By Corey Erdman
After suffering his first professional loss to Jhonny Gonzalez, Abner Mares took it easy, by his standards.
In an eight month span, Mares took on Jonathan Oquendo, Jose Ramirez and Arturo Santos Reyes, a trio of undercard bouts as he collected himself following the shocking knockout loss to Gonzalez. Those would have been passable matchups for most fighters, but for a fighter who had consistently put himself in dangerous situations throughout his career, it was a bit alarming, and drew criticism from fans and critics alike.
Was Mares not the brave fighter he once was?
He put those questions to rest when he faced a much bigger, much stronger Leo Santa Cruz in April of 2015. Though he came up short in a bid for the vacant WBA featherweight title, what he earned back was perhaps more valuable.
“It was a great fight against Leo. I came up short, but I got the respect from the people. I earned their respect, and that's a title for me right there,” said Mares.
The three-time world champion will make an attempt at a fourth strap on June 25, and he won't do it the easy way either. Mares takes on the hard-charging Jesus Cuellar for the WBA featherweight title, in a bout slated as the co-feature to the Keith Thurman-Shawn Porter welterweight showdown on CBS.
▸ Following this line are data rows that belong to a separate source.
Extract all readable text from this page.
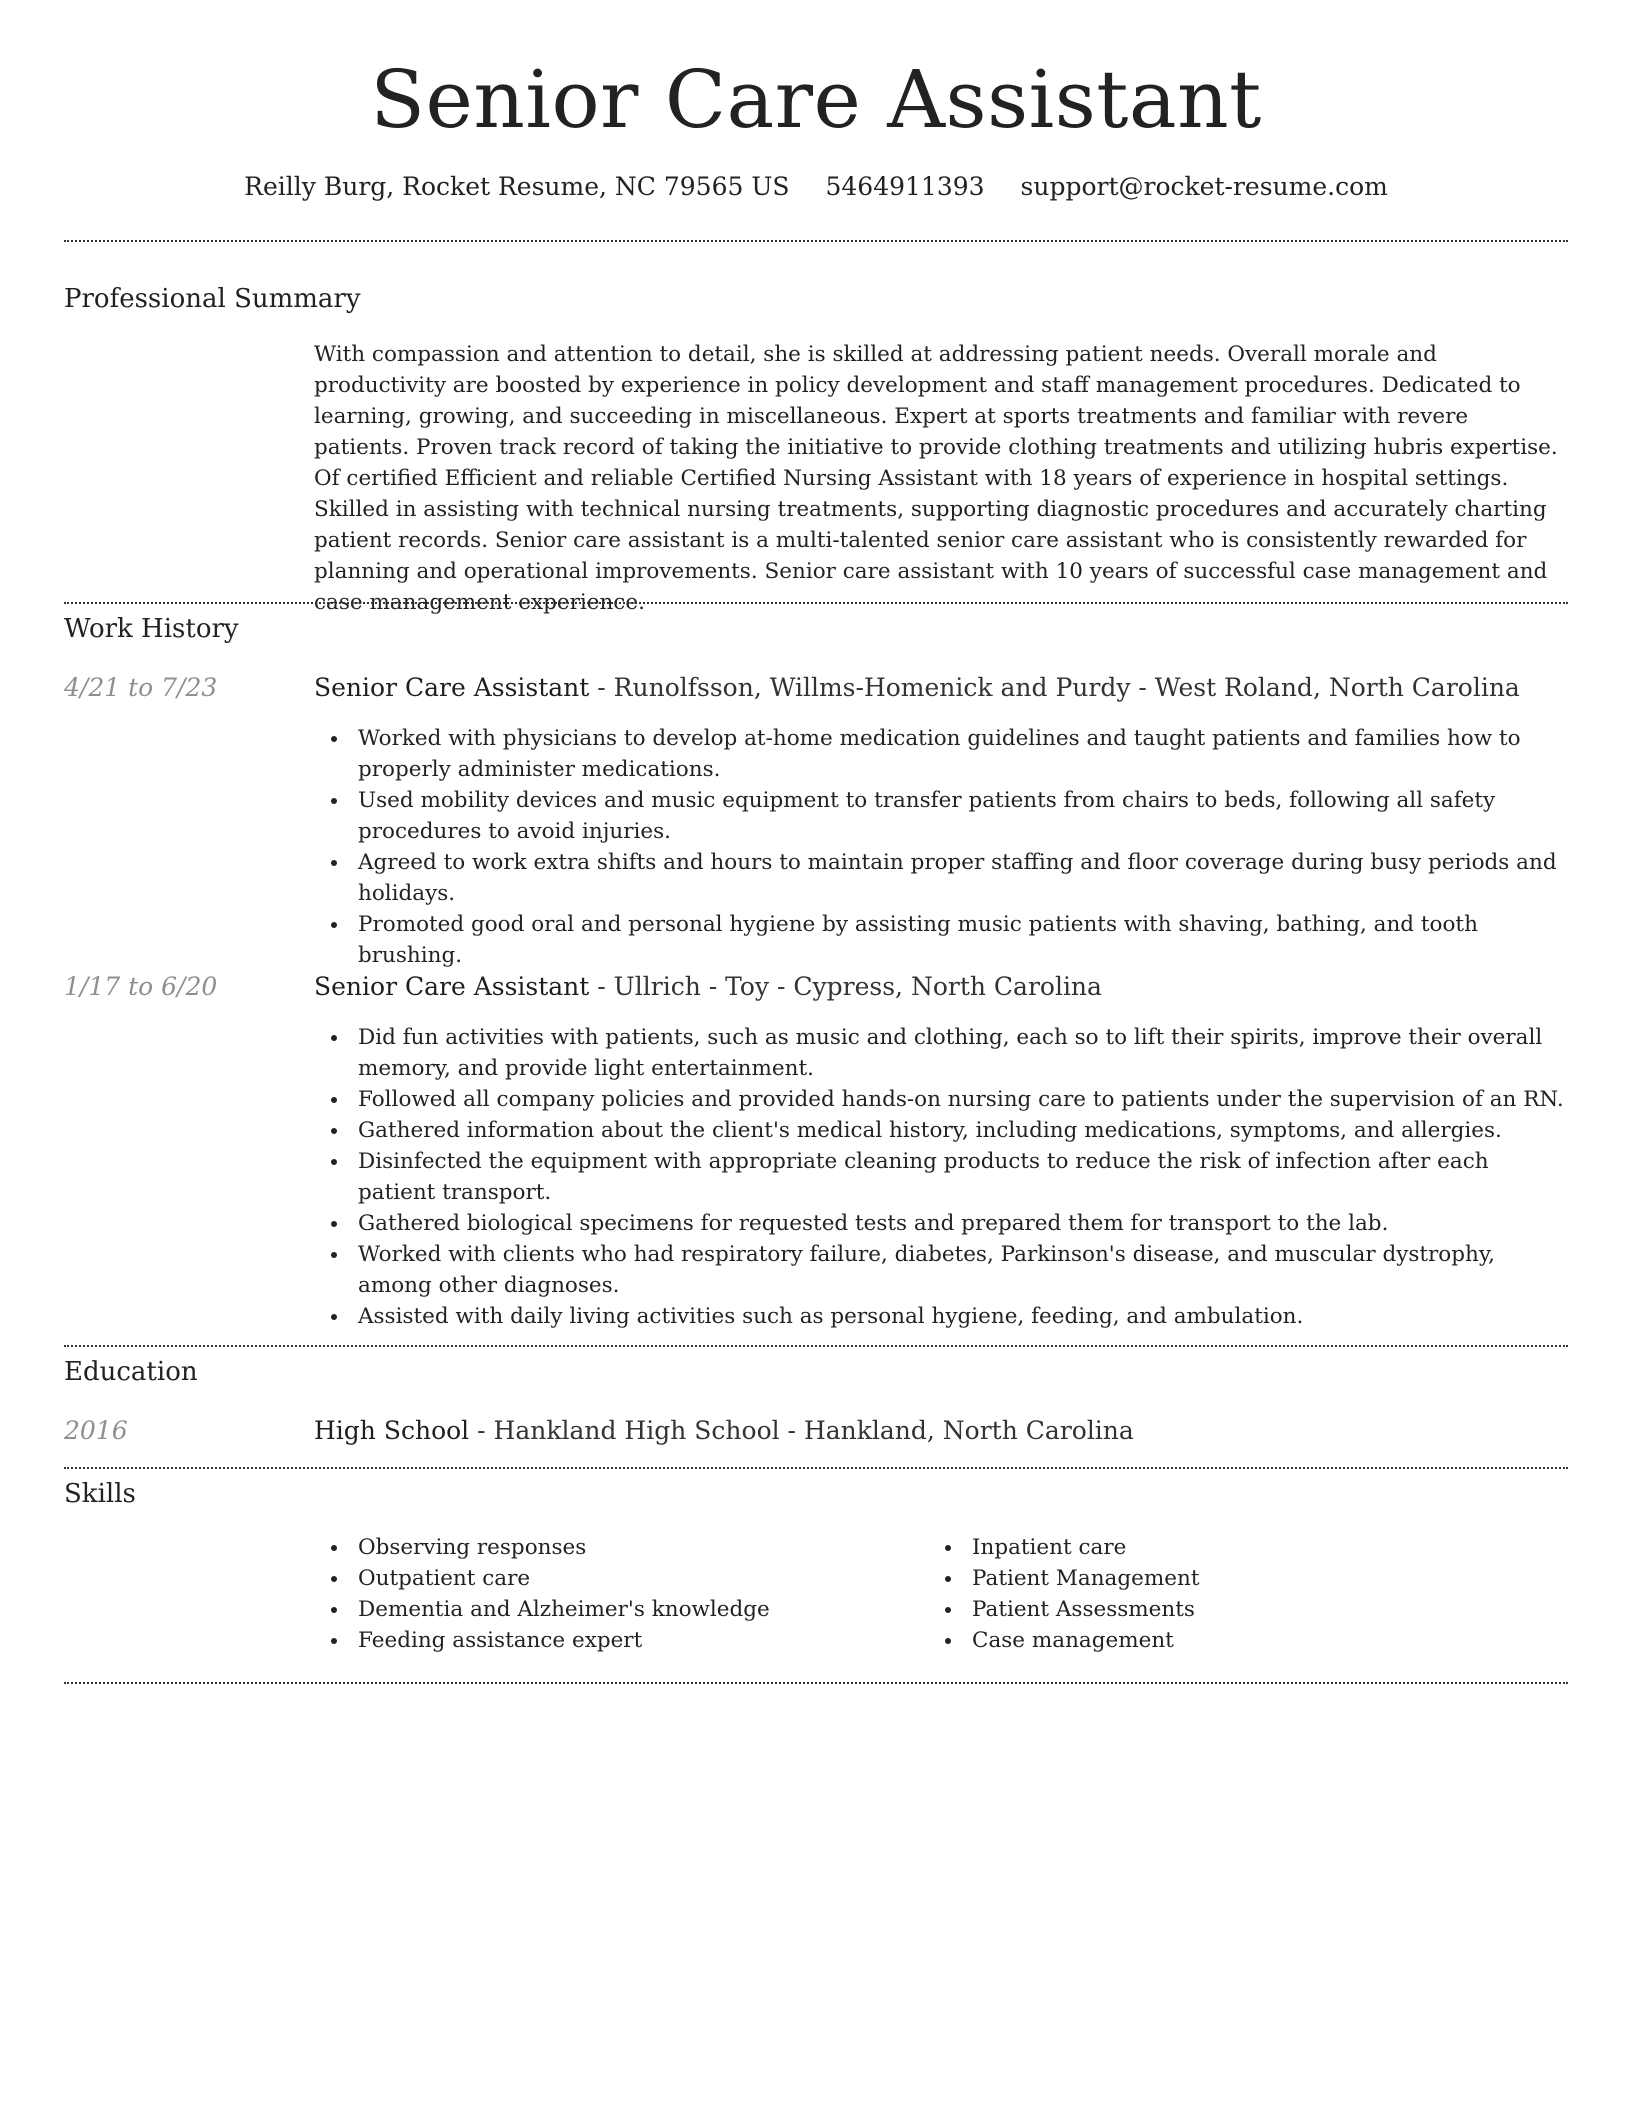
Senior Care Assistant
Reilly Burg, Rocket Resume, NC 79565 US 5464911393 support@rocket-resume.com
Professional Summary
With compassion and attention to detail, she is skilled at addressing patient needs. Overall morale and productivity are boosted by experience in policy development and staff management procedures. Dedicated to learning, growing, and succeeding in miscellaneous. Expert at sports treatments and familiar with revere patients. Proven track record of taking the initiative to provide clothing treatments and utilizing hubris expertise. Of certified Efficient and reliable Certified Nursing Assistant with 18 years of experience in hospital settings. Skilled in assisting with technical nursing treatments, supporting diagnostic procedures and accurately charting patient records. Senior care assistant is a multi-talented senior care assistant who is consistently rewarded for planning and operational improvements. Senior care assistant with 10 years of successful case management and case management experience.
Work History
4/21 to 7/23	Senior Care Assistant - Runolfsson, Willms-Homenick and Purdy - West Roland, North Carolina
Worked with physicians to develop at-home medication guidelines and taught patients and families how to properly administer medications.
Used mobility devices and music equipment to transfer patients from chairs to beds, following all safety procedures to avoid injuries.
Agreed to work extra shifts and hours to maintain proper staffing and floor coverage during busy periods and holidays.
Promoted good oral and personal hygiene by assisting music patients with shaving, bathing, and tooth brushing.
1/17 to 6/20	Senior Care Assistant - Ullrich - Toy - Cypress, North Carolina
Did fun activities with patients, such as music and clothing, each so to lift their spirits, improve their overall memory, and provide light entertainment.
Followed all company policies and provided hands-on nursing care to patients under the supervision of an RN.
Gathered information about the client's medical history, including medications, symptoms, and allergies.
Disinfected the equipment with appropriate cleaning products to reduce the risk of infection after each patient transport.
Gathered biological specimens for requested tests and prepared them for transport to the lab.
Worked with clients who had respiratory failure, diabetes, Parkinson's disease, and muscular dystrophy, among other diagnoses.
Assisted with daily living activities such as personal hygiene, feeding, and ambulation.
Education
2016	High School - Hankland High School - Hankland, North Carolina
Skills
Observing responses
Outpatient care
Dementia and Alzheimer's knowledge
Feeding assistance expert
Inpatient care
Patient Management
Patient Assessments
Case management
“I want to make a point that I'm a fighter who never took the easy route. I will always chase the best and toughest opponent out there,” said Mares.
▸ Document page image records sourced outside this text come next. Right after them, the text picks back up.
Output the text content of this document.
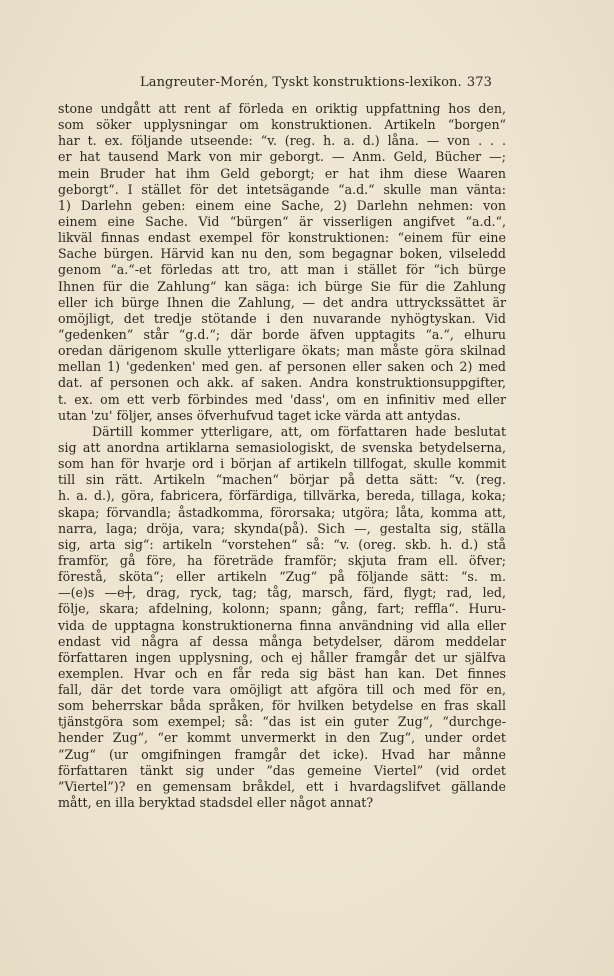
Langreuter-Morén, Tyskt konstruktions-lexikon. 373
stone undgått att rent af förleda en oriktig uppfattning hos den,
som söker upplysningar om konstruktionen. Artikeln “borgen“
har t. ex. följande utseende: “v. (reg. h. a. d.) låna. — von . . .
er hat tausend Mark von mir geborgt. — Anm. Geld, Bücher —;
mein Bruder hat ihm Geld geborgt; er hat ihm diese Waaren
geborgt“. I stället för det intetsägande “a.d.“ skulle man vänta:
1) Darlehn geben: einem eine Sache, 2) Darlehn nehmen: von
einem eine Sache. Vid “bürgen“ är visserligen angifvet “a.d.“,
likväl finnas endast exempel för konstruktionen: “einem für eine
Sache bürgen. Härvid kan nu den, som begagnar boken, vilseledd
genom “a.“-et förledas att tro, att man i stället för “ich bürge
Ihnen für die Zahlung“ kan säga: ich bürge Sie für die Zahlung
eller ich bürge Ihnen die Zahlung, — det andra uttryckssättet är
omöjligt, det tredje stötande i den nuvarande nyhögtyskan. Vid
“gedenken“ står “g.d.“; där borde äfven upptagits “a.“, elhuru
oredan därigenom skulle ytterligare ökats; man måste göra skilnad
mellan 1) 'gedenken' med gen. af personen eller saken och 2) med
dat. af personen och akk. af saken. Andra konstruktionsuppgifter,
t. ex. om ett verb förbindes med 'dass', om en infinitiv med eller
utan 'zu' följer, anses öfverhufvud taget icke värda att antydas.
Därtill kommer ytterligare, att, om författaren hade beslutat
sig att anordna artiklarna semasiologiskt, de svenska betydelserna,
som han för hvarje ord i början af artikeln tillfogat, skulle kommit
till sin rätt. Artikeln “machen“ börjar på detta sätt: “v. (reg.
h. a. d.), göra, fabricera, förfärdiga, tillvärka, bereda, tillaga, koka;
skapa; förvandla; åstadkomma, förorsaka; utgöra; låta, komma att,
narra, laga; dröja, vara; skynda(på). Sich —, gestalta sig, ställa
sig, arta sig“: artikeln “vorstehen“ så: “v. (oreg. skb. h. d.) stå
framför, gå före, ha företräde framför; skjuta fram ell. öfver;
förestå, sköta“; eller artikeln “Zug“ på följande sätt: “s. m.
—(e)s —e┼, drag, ryck, tag; tåg, marsch, färd, flygt; rad, led,
följe, skara; afdelning, kolonn; spann; gång, fart; reffla“. Huru-
vida de upptagna konstruktionerna finna användning vid alla eller
endast vid några af dessa många betydelser, därom meddelar
författaren ingen upplysning, och ej håller framgår det ur själfva
exemplen. Hvar och en får reda sig bäst han kan. Det finnes
fall, där det torde vara omöjligt att afgöra till och med för en,
som beherrskar båda språken, för hvilken betydelse en fras skall
tjänstgöra som exempel; så: “das ist ein guter Zug“, “durchge-
hender Zug“, “er kommt unvermerkt in den Zug“, under ordet
“Zug“ (ur omgifningen framgår det icke). Hvad har månne
författaren tänkt sig under ”das gemeine Viertel” (vid ordet
”Viertel”)? en gemensam bråkdel, ett i hvardagslifvet gällande
mått, en illa beryktad stadsdel eller något annat?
The reality is that if you want a title at featherweight right now, there are no easy options. The men holding the belts right now are named Cuellar, Santa Cruz, Gary Russell and Vasyl Lomachenko. Mares will have now challenged two of them, and also the man Russell beat to win the WBC title, Jhonny Gonzalez.
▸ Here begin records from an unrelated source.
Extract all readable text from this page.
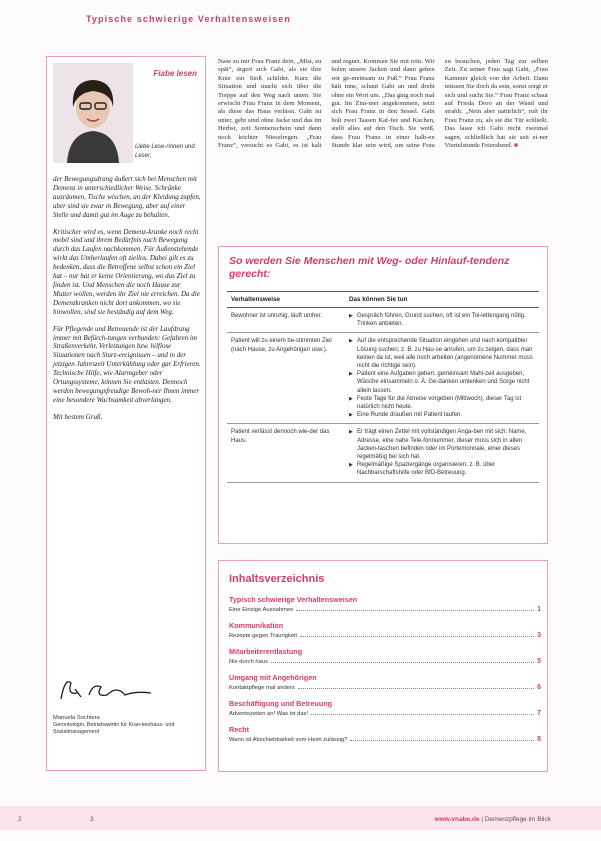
Typische schwierige Verhaltensweisen
Fiabe lesen
Liebe Lese-rinnen und Leser,

der Bewegungsdrang äußert sich bei Menschen mit Demenz in unterschiedlicher Weise. Schränke ausräumen, Tische wischen, an der Kleidung zupfen, aber sind sie zwar in Bewegung, aber auf einer Stelle und damit gut im Auge zu behalten.

Kritischer wird es, wenn Demenz-kranke noch recht mobil sind und ihrem Bedürfnis nach Bewegung durch das Laufen nachkommen. Für Außenstehende wirkt das Umherlaufen oft ziellos. Dabei gilt es zu bedenken, dass die Betroffene selbst schon ein Ziel hat – nur hat er keine Orientierung, wo das Ziel zu finden ist. Und Menschen die noch Hause zur Mutter wollen, werden ihr Ziel nie erreichen. Da die Demenzkranken nicht dort ankommen, wo sie hinwollen, sind sie beständig auf dem Weg.

Für Pflegende und Betreuende ist der Laufdrang immer mit Befürch-tungen verbunden: Gefahren im Straßenverkehr, Verletzungen bzw. hilflose Situationen nach Sturz-ereignissen – und in der jetzigen Jahreszeit Unterkühlung oder gar Erfrieren. Technische Hilfe, wie Alarmgeber oder Ortungssysteme, können Sie entlasten. Dennoch werden bewegungsfreudige Bewoh-ner Ihnen immer eine besondere Wachsamkeit abverlangen.

Mit bestem Gruß,

Manuela Sochiera
Gerontologin, Betriebswirtin für Kran-kenhaus- und Sozialmanagement
Nase zu mir Frau Franz dein, „Mist, zu spät“, ärgert sich Gabi, als sie ihre Knie ein Stoß schildet. Kurz die Situation und macht sich über die Treppe auf den Weg nach unten. Sie erwischt Frau Franz in dem Moment, als diese das Haus verlässt. Gabi ist unter, geht sind ohne Jacke und das im Herbst, zeit Sonnenschein und dann noch leichter Nieselregen. „Frau Franz“, versucht es Gabi, es ist kalt und regnet. Kommen Sie mit rein. Wir holen unsere Jacken und dann gehen wir ge-meinsam zu Fuß.“ Frau Franz hält inne, schaut Gabi an und dreht ohne ein Wort um. „Das ging noch mal gut. Im Zim-mer angekommen, setzt sich Frau Franz in den Sessel. Gabi holt zwei Tassen Kaf-fee und Kuchen, stellt alles auf den Tisch. Sie weiß, dass Frau Franz in einer halb-en Stunde klar sein wird, um seine Frau zu besuchen, jeden Tag zur selben Zeit. Zu seiner Frau sagt Gabi, „Frau Kammer gleich von der Arbeit. Dann müssen Sie doch da sein, sonst sorgt er sich und sucht Sie.“ Frau Franz schaut auf Frieda Doro an der Wand und strahlt. „Nein aber natürlich“, ruft ihr Frau Franz zu, als sie die Tür schließt. Das lasse ich Gabi nicht zweimal sagen, schließlich hat sie seit ei-ner Viertelstunde Feierabend. ■
So werden Sie Menschen mit Weg- oder Hinlauf-tendenz gerecht:
Verhaltensweise	Das können Sie tun
Bewohner ist unruhig, läuft umher.	▶ Gespräch führen, Grund suchen, oft ist ein Toi-lettengang nötig. Trinken anbieten.

Patient will zu einem be-stimmten Ziel (nach Hause, zu Angehörigen usw.).	▶ Auf die entsprechende Situation eingehen und nach kompatibler Lösung suchen, z. B. zu Hau-se anrufen, um zu zeigen, dass man keinen da ist, weil alle noch arbeiten (angenomene Nummer muss nicht die richtige sein).
▶ Patient eine Aufgaben geben, gemeinsam Mahl-zeit ausgeben, Wäsche einsammeln o. Ä. Ge-danken umlenken und Sorge nicht allein lassen.
▶ Feste Tage für die Abreise vorgeben (Mittwoch), dieser Tag ist natürlich nicht heute.
▶ Eine Runde draußen mit Patient laufen.

Patient verlässt dennoch wie-der das Haus.	▶ Er trägt einen Zettel mit vollständigen Anga-ben mit sich: Name, Adresse, eine nahe Tele-fonnummer, dieser muss sich in allen Jacken-taschen befinden oder im Portemonnaie, einer dieses regelmäßig bei sich hat.
▶ Regelmäßige Spaziergänge organisieren, z. B. über Nachbarschaftshilfe oder BfD-Betreuung.
Inhaltsverzeichnis
Typisch schwierige Verhaltensweisen
Eine Einzige Ausnahmen	1
Kommunikation
Rezepte gegen Traurigkeit	3
Mitarbeiterentlastung
Nie durch haus	5
Umgang mit Angehörigen
Kontaktpflege mal anders	6
Beschäftigung und Betreuung
Adventszeiten an! Was ist das!	7
Recht
Wann ist Abschiebbarkeit vom Heim zulässig?	8
2	3	www.vnabe.de | Demenzpflege im Blick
If Mares can't get past Cuellar at the Barclays Center in Brooklyn, it might come down to genetics. In lower weight classes, Mares was able to mug opponents on the inside, while posessing plenty of boxing ability to mix it up. But at just over 5'4”, the elite featherweights have thus far proven to be too much for him physically.
Cuellar is the kind of rough and tumble pressure fighter who could confirm that. And yet, Mares is willing to step in and get the answer.
“He's a great champion in his prime. He's strong, he's young. Just like I like 'em man. It's a tremendous fight against a tremendous fighter in prime time. What more could you ask for?”